Doğanın kâh çetin kâh teskin edici koşulları, Salinas Vadisi’nin engin topraklarındaki mütevazı bir çiftlik evinde yaşayan insanların birbirleriyle ilişkilerini de belirlemektedir kuşkusuz. Otoriter babasının sürpriz bir biçimde hediye ettiği al midilli de Jody için yeni bir dünyanın kapılarını açar. Steinbeck, Jody’nin beklenti ve hayalkırıklığı, sorumluluk ve kaygı, sabır ve hüsran gibi yetişkinler dünyasının alışıldık halleriyle ilk karşılaşmalarını doğa ve hayvan sevgisiyle bütünleşmiş bir biçimde resmederek hüzünlü ve bir o kadar gerçek bir anlatı çıkarıyor ortaya. Yaşanan toplumsal kırılmaların sesi ise her satırda kendini hissettiriyor…
Al Midilli Alıntıları - Sözleri
- ...düşersen kesinlikle hayal kırıklığına uğrayıp vazgeçme. İnsan ne kadar usta olursa olsun onu sırtından atacak bir at mutlaka bulunur...
- Hep birilerini ayartıyorsun ki işler ters gidince suçu üstüne yıkasın...
- Başına ne geleceğini kimse bilemez. Ne sen, ne ben, ne de bir başkası...
- " Kendine acı çektirmek için başka nefis yollar da bulmuştu..."
- "Gidecek bir yer yok. Okyanus seni durdurur..."
- " Hayvanlar uzun süre kapalı kalmayı sevmez..."
- " O kahramanlık çağında yaşamak isterdi, ama kendisinde pek de kahramanlık kumaşı olmadığını biliyordu..."
- " Tanıdıklarına git. Ölmek için yabancıların yanına gidilmez..."
- "Bir özlem okşadı tenini, öyle keskindi ki ağlayarak atmak istedi onu göğsünden..."
- " O eski hikayeleri anlatıyorum, ama aslında anlatmak istediğim onlar değil. Sadece onları anlattığımda insanların ne hissetmesini istediğimi biliyorum..."

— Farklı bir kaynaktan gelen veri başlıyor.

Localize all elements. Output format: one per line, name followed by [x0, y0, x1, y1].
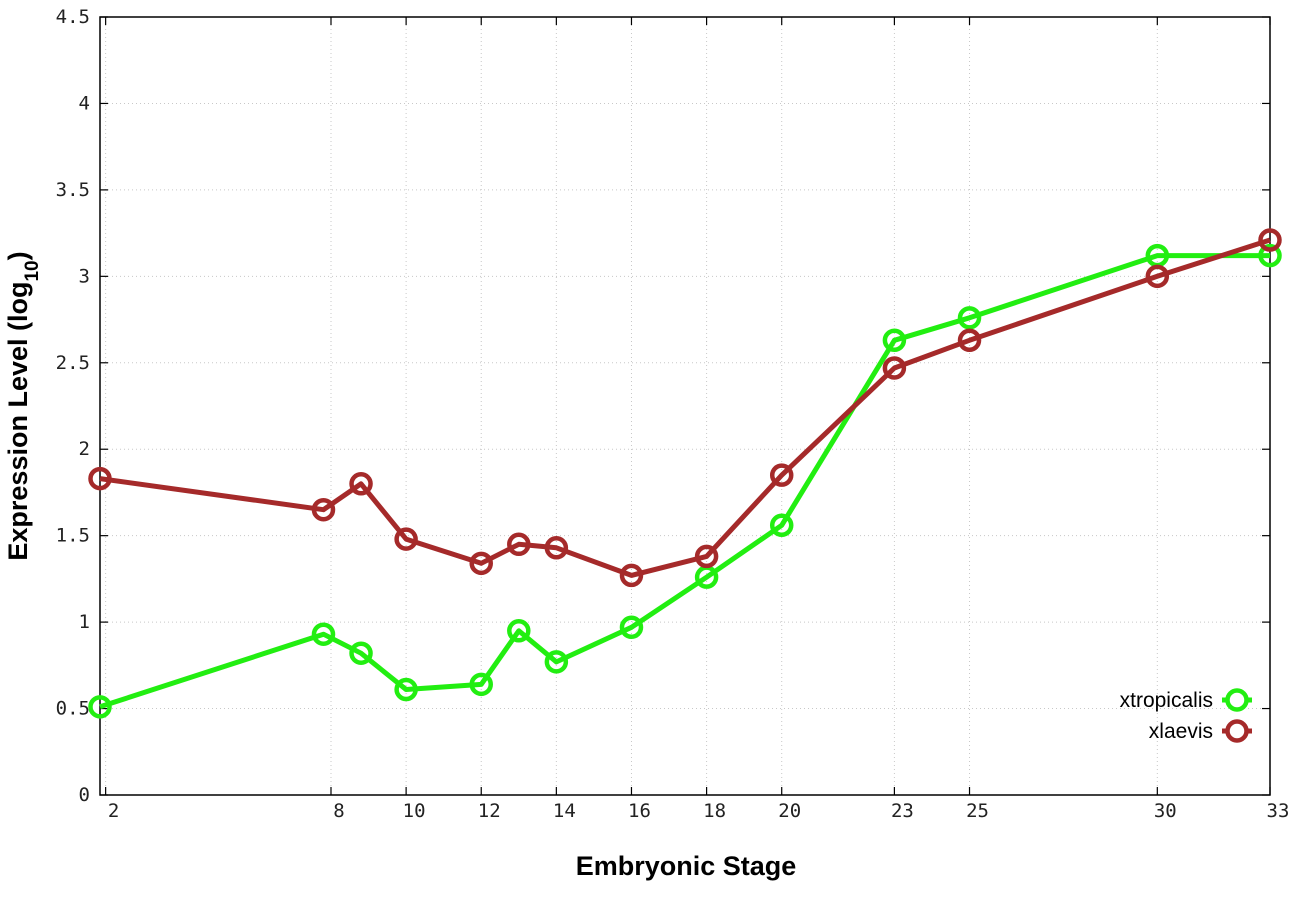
x-axis-title: Embryonic Stage — [576, 851, 797, 881]
data-point-xtropicalis — [1258, 243, 1282, 268]
y-tick-label: 1 — [79, 611, 90, 633]
legend: xtropicalis xlaevis — [1120, 688, 1252, 743]
data-point-xtropicalis — [769, 513, 794, 538]
y-tick-label: 4 — [79, 92, 90, 114]
y-tick-label: 0.5 — [56, 698, 90, 720]
data-point-xtropicalis — [882, 328, 907, 353]
ticks: 0 0.5 1 1.5 2 2.5 3 3.5 4 4.5 2 8 10 12 14 16 18 20 23 25 30… — [56, 6, 1290, 822]
plot-frame — [99, 16, 1271, 796]
x-tick-label: 18 — [703, 800, 726, 822]
data-point-xlaevis — [469, 551, 493, 576]
data-point-xlaevis — [88, 466, 112, 491]
data-point-xlaevis — [1145, 264, 1170, 289]
y-tick-label: 3 — [79, 265, 90, 287]
y-axis-title-close: ) — [3, 251, 33, 260]
data-point-xlaevis — [769, 463, 794, 487]
y-tick-label: 2.5 — [56, 352, 90, 374]
data-point-xlaevis — [1258, 228, 1282, 252]
y-tick-label: 0 — [79, 784, 90, 806]
data-point-xlaevis — [311, 497, 336, 522]
data-point-xtropicalis — [469, 672, 493, 697]
y-axis-title-subscript: 10 — [22, 260, 43, 281]
x-tick-label: 10 — [403, 800, 426, 822]
data-point-xtropicalis — [957, 306, 982, 330]
data-point-xlaevis — [394, 527, 418, 551]
y-tick-label: 2 — [79, 438, 90, 460]
legend-marker-xlaevis — [1225, 719, 1249, 743]
series-xlaevis — [88, 228, 1282, 588]
x-tick-label: 16 — [628, 800, 651, 822]
data-point-xlaevis — [882, 356, 907, 380]
data-point-xlaevis — [957, 328, 982, 353]
legend-marker-xtropicalis — [1225, 688, 1249, 712]
x-tick-label: 14 — [553, 800, 576, 822]
series-line-xlaevis — [99, 237, 1271, 578]
data-point-xlaevis — [507, 532, 531, 557]
data-point-xtropicalis — [88, 695, 112, 719]
y-axis-title-main: Expression Level (log — [3, 282, 33, 561]
data-point-xlaevis — [619, 563, 644, 588]
y-axis-title: Expression Level (log10) — [3, 251, 43, 560]
data-point-xtropicalis — [619, 615, 644, 640]
data-point-xtropicalis — [311, 622, 336, 646]
x-tick-label: 20 — [778, 800, 801, 822]
legend-label: xtropicalis — [1120, 689, 1213, 712]
y-tick-label: 4.5 — [56, 6, 90, 28]
data-point-xlaevis — [694, 544, 719, 569]
data-point-xtropicalis — [349, 641, 373, 665]
legend-label: xlaevis — [1149, 720, 1213, 743]
data-point-xlaevis — [544, 536, 569, 560]
series-line-xtropicalis — [99, 253, 1270, 710]
x-tick-label: 25 — [966, 800, 989, 822]
data-point-xtropicalis — [394, 677, 418, 702]
x-tick-label: 23 — [891, 800, 914, 822]
series-xtropicalis — [88, 243, 1282, 719]
x-tick-label: 12 — [478, 800, 501, 822]
data-point-xlaevis — [349, 472, 373, 496]
x-tick-label: 2 — [108, 800, 119, 822]
series-layer — [88, 228, 1282, 719]
x-tick-label: 30 — [1154, 800, 1177, 822]
x-tick-label: 33 — [1267, 800, 1290, 822]
y-tick-label: 1.5 — [56, 525, 90, 547]
data-point-xtropicalis — [544, 650, 569, 674]
data-point-xtropicalis — [507, 619, 531, 643]
x-tick-label: 8 — [333, 800, 344, 822]
y-tick-label: 3.5 — [56, 179, 90, 201]
grid — [100, 17, 1270, 795]
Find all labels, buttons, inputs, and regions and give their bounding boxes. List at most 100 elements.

- " Bir gün eyer örtüsünde bir kırışıklık bıraktım ve hayvanın sırtı yara içinde kaldı. Babam bana hiçbir şey demedi. Ama ertesi sabah yirmi kilo yükle beraber eyeri bana bağladı. Atımın yularından tutarak o eyerle güneşin altında bir dağı aşmak zorunda kaldım. Neredeyse ölüyordum, ama bir daha asla eyer örtüsünde kırışıklık bırakmadım. Bırakamadım..."
- "Tanrı aşkına! Çocuğun neler hissettiğini anlayamıyor musun?"
- " Kötü atlar suya sadece dudaklarını değdirirdi, ama iyi bir hayvan bütün burnunu ve ağzını suya sokar, ancak nefes alacak kadar yer bırakırdı..."
- "Günümüzde yaşayan hiç kimse o zamanlara layık değildi..."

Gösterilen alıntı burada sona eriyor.